Kevin Durant Reflects on Trade Request and Brooklyn’s Roster Moves

The Brooklyn Nets find themselves at the peak of controversy once more.

This time, arguably their best player, Kevin Durant, spoke out on the blockbuster trade request he made in late June; the two-year drama centered around point guard Kyrie Irving and where their roster currently rests.

Durant essentially took the biggest challenge of his career by joining the Nets in 2019 after winning two titles as a member of the Golden State Warriors. Since then, Durant has only made it as far as the second round of the playoffs, and he believes former coach Steve Nash wasn’t able to bring out the best of the Nets.

“Ask Steve Nash; you can go call him right now. I would say, ‘Yo, I need more closeout drills. We need to practice more.’ That’s what I was on,” Durant told Chris Haynes of Bleacher Report. “I wasn’t feeling that, and nobody was on that same vibe with me.”

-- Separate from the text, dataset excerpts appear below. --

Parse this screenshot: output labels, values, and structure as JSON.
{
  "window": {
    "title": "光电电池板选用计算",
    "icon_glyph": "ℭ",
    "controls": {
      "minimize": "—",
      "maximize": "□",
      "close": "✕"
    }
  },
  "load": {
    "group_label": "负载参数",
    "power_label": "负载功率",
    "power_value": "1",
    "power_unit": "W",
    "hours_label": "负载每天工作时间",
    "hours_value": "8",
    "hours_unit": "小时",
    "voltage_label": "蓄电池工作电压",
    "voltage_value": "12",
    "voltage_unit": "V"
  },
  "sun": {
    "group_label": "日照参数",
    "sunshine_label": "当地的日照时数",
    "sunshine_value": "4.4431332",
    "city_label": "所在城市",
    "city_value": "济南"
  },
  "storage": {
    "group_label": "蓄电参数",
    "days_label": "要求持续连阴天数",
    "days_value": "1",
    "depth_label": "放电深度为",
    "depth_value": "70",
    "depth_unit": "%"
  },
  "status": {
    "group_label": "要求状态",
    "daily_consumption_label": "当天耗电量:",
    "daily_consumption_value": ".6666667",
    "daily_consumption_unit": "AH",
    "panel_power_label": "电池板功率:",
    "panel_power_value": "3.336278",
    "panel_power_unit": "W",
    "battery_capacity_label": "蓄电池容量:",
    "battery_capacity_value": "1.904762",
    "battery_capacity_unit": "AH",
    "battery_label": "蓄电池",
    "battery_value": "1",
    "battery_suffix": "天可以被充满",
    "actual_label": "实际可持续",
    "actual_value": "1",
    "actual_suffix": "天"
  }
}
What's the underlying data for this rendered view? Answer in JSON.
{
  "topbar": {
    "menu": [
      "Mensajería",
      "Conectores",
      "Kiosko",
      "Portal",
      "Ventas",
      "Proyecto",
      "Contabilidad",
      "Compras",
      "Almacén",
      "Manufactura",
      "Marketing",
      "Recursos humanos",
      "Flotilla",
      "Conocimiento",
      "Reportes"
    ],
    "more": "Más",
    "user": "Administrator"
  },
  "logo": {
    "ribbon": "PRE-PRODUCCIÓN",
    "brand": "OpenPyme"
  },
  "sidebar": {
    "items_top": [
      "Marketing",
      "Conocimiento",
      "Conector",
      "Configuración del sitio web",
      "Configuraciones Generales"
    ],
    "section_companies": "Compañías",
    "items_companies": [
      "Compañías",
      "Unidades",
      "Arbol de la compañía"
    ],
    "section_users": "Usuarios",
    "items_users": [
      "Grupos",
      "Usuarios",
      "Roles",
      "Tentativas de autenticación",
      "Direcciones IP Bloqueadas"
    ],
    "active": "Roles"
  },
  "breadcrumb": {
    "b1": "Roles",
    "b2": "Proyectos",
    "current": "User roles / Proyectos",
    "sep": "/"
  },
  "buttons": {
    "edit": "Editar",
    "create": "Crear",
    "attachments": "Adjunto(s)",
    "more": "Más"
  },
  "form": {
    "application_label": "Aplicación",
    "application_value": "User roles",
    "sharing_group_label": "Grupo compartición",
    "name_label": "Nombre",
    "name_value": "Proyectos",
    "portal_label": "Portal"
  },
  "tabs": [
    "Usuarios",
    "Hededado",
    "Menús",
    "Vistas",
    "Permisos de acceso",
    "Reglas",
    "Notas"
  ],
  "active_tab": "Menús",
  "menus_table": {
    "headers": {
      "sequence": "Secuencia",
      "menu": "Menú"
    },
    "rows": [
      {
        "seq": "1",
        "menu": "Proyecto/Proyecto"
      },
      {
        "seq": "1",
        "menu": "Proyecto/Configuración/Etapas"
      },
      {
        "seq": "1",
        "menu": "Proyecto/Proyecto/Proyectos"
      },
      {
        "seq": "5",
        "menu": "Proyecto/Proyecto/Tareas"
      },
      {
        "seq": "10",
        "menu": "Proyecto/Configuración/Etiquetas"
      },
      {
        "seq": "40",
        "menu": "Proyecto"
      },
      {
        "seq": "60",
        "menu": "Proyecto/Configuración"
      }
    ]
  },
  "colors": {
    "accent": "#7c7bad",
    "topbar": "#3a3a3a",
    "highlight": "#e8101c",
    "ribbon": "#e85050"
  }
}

The team’s commitment towards success last season was the breaking point for Durant. A team unwilling to spend extra hours in practice to improve their play resulted in No. 7 considering a run towards the exit.

“I had some complaints in the summer, and my complaints were not about just me; it was about how we are moving as a unit,” Durant said. “I want us to be respected out here in the basketball world. I don’t want players to look at us and say, ‘Oh man, these [expletive] are full of s—. That’s not the type of team I want to be on.’

“So when we’re all playing like s—, you know the one person they’re going to look at. That’s why I requested a trade.”

The Nets were able to keep Durant in the fold after a summer meeting with Brooklyn’s front office. It didn’t help that Brooklyn faced much scrutiny surrounding Durant’s trade request and free-agent negotiations with Irving.

Irving, who has refused to take the COVID-19 vaccine and was recently mired in controversy for posting a movie filled with anti-Semitic messaging that forced Brooklyn to suspend him indefinitely after he declined to apologize and disown the antisemitism in the film.

Irving’s constant sideline absence left Durant to defend his teammate and flex his leadership, telling reporters that he “can’t tell a grown man what to do.” Durant is making it clear he has accepted Irving’s availability, and it’s time to stop deeming the Nets as championship contenders. Durant subsequently asked, “what do you expect” from Brooklyn’s starters, and bluntly said the Nets are expected to win because he’s in the lineup.

“You expect us to win because I’m out there. So if you’re watching from that lens, you’re expecting us to play well because No. 7 is out there.”